BBC Earth

Image:  Tamás Mészáros

Death is inevitable – but is it predictable? Some researchers think it might be.

They say that experiments with fruit flies have revealed a new and distinct phase of life that heralds the approach of death. It’s a stage of life they call the death spiral – and they think humans might experience it too.

Until about 25 years ago biologists assumed there were just two fundamental phases of life: childhood and adulthood. This is a division we can all recognise. Childhood is characterised by rapid growth and development, a stage before we are sexually mature. During the phase, the likelihood of dying is constantly low.

Adulthood begins when we reach sexual maturity. The chance of death is low when we begin our adult lives – this is when we are in our prime and most likely to have children. But as time marches on, our bodies begin to age and degrade. With every passing year the likelihood of our death increases – slowly at first, but then faster and faster as we get older and older.

In the early 1990s researchers realised there was more to life than this.
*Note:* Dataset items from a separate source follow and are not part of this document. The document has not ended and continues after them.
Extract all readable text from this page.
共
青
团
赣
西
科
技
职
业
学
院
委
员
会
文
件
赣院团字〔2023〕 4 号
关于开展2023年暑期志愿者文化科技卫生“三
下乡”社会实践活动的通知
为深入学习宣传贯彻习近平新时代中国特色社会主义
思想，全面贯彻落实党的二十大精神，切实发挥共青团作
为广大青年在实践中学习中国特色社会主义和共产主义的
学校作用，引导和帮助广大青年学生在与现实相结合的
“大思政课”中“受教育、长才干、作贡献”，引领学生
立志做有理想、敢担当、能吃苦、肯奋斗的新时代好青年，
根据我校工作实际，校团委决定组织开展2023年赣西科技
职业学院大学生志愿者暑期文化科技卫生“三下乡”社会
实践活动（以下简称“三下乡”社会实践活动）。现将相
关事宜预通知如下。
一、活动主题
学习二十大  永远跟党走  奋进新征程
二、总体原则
They identified a third phase of life that the very oldest members of our society pass through: “late life”.

What distinguished late life from the rest of adulthood is its unique pattern of mortality. The year-on-year rise in death rates that are a feature of adulthood don’t apply in late life. Whereas a 60-year-old has a much higher chance of imminent death than a 50-year-old, a 90-year-old has roughly the same chance of dying as a 100-year-old.